'Spolia' event examines history, future of reuse

sculpture by Elena Toumayan
Andrew Fu '15
A sculpture by Elena Toumayan, B.Arch. '15, was part of a Milstein Dome exhibition by Aleksandr Mergold’s students and displayed during the “Spolia” symposium.
Jeffrey Chusid, Jeffrey Chusid,  Abraham Thomas and Geoff Manaugh
Andrew Fu '15
City and Regional Planning associate professor Jeffrey Chusid, left, moderates a “Histories” panel on preservation and cultural heritage Nov. 15 with art historian Dale Kinney of Bryn Mawr College; Abraham Thomas, director of Sir John Soane’s Museum, London; and futurist Geoff Manaugh of BLDGBLOG.

From the multiple lives of Roman columns to present-day New York Harbor, the ancient phenomenon of “spolia” continues to have relevance to efforts to forge more sustainable and resilient human patterns of habitation. Scholars and professionals explored the practice at a recent symposium, “Spolia: Histories, Spaces, and Processes of Adaptive Reuse,” presented by the College of Architecture, Art and Planning (AAP) Nov. 14-15 in Milstein Hall.

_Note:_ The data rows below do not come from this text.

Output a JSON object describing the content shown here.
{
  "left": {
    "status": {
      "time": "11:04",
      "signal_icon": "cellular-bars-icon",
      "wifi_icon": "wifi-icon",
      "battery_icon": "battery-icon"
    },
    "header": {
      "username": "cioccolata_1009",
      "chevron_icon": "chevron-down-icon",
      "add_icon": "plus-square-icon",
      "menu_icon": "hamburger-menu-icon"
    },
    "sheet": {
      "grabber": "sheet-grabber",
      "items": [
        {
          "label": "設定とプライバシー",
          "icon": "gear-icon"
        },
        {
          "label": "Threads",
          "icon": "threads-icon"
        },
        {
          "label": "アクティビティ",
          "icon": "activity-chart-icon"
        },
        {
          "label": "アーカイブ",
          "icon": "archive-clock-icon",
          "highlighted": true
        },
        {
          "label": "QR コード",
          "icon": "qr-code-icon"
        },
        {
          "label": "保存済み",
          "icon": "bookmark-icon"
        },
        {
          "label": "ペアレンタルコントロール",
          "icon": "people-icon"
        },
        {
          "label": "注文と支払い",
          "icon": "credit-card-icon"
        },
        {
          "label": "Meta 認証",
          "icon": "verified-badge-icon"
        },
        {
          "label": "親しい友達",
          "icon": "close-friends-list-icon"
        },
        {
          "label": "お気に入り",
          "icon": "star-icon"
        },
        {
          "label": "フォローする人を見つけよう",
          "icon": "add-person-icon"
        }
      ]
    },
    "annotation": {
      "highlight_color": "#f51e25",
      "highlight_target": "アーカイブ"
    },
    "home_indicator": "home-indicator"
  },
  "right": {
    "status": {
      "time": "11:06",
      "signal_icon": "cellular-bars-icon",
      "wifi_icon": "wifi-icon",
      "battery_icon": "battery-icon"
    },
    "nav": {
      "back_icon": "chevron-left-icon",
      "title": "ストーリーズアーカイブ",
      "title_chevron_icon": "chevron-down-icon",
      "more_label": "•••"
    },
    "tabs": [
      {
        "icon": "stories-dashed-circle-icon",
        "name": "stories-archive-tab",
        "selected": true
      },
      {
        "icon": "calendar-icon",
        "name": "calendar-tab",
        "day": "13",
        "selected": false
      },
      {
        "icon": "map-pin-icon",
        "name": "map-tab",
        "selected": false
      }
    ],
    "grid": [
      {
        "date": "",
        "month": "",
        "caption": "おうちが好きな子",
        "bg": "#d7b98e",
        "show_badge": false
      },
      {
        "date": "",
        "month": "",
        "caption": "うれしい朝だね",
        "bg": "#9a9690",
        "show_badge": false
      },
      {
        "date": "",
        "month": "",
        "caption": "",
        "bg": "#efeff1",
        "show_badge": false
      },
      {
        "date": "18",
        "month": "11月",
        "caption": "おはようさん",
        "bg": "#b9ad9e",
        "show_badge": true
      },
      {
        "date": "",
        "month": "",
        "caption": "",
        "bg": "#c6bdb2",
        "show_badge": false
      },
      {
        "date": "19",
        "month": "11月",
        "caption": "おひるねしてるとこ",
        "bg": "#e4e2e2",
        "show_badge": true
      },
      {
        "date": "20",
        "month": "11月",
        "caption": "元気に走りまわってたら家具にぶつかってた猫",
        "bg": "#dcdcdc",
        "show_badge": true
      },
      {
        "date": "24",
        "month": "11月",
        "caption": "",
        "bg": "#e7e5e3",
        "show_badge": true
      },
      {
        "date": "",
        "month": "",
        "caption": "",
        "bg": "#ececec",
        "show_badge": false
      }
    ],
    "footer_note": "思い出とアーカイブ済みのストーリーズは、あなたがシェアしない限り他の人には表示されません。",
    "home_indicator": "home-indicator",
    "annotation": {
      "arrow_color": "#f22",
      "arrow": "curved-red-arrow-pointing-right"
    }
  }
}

“’Spolia’ refers to using scavenged materials for new – and often originally unintended – purposes in constructed environments,” assistant professor of architecture and symposium organizer Aleksandr Mergold says.

Sites, buildings and structures of antiquity were repurposed into new edifices, facilitating the production of new forms while claiming the cultural and political heritage of the donor structures.

The practice dates “back to ancient Egypt and perhaps beyond,” Mergold says. “It’s extremely pragmatic and symbolically charged. More than recycling, spolia also has social, cultural and even political dimensions. We think of it as an archaic practice, yet we also think that we have just invented recycling, life hacking and adaptive reuse. In fact, it has been practiced for millennia.”

A keynote by Kate Orff, founder of landscape and urban design firm Scape, focused on the first phase of Scape’s Living Breakwaters project, recently launched to rehabilitate and protect the southern coast of Staten Island.

Funded in part by the U.S. Department of Housing and Urban Development’s “Rebuild by Design” competition, the massive build was described by Orff as a collaborative effort that includes designers, federal and local government agencies, community organizations and schools, scientists and engineers. And, perhaps most exciting for Orff, Living Breakwaters marks the beginning of the Billion Oyster Project – a 20-year plan to restore a thriving oyster population to New York Harbor. Orff also designed the green roof on Milstein Hall, the college’s Rem Koolhaas/OMA-designed building that opened in 2011.

The symposium featured participants describing the connection between spolia and currently emerging concerns about environmental degradation – and the resulting interest in adaptive reuse and recycling, the “slow” movement and ongoing historic preservation debates.

“The speakers did an incredible job illuminating the complicated but productive relationships embedded in spolia in order to better understand its potential in contemporary design practice, art, history and preservation, material science and formation of culture,” Mergold says. “And what was really great to see were the multiple conversations happening between various participants, faculty and students.”

An exhibition on display in Milstein Dome presented student sculptural work from Mergold’s seminar, “Spolia: Special Topics in Technology,” a collaboration with the Departments of Classics and of Fiber Science & Apparel Design. The site-specific sculptures were created with fragments from broken plaster replicas of ancient statues (once owned by founding Cornell president Andrew Dickson White), with the help of various high-tech prototyping tools in the Rand Hall digital fabrication shops.

The “Spolia” event was part of AAP’s Preston H. Thomas Memorial Lecture Series. Assisting Mergold on the symposium were teaching associates Gretchen Craig (B.Arch. ’13) and Juliette Dubroca (M.Arch. ’10), and student Andrew Fu (B.Arch. ’15).

Aaron Goldweber is director of communications for the College of Architecture, Art and Planning.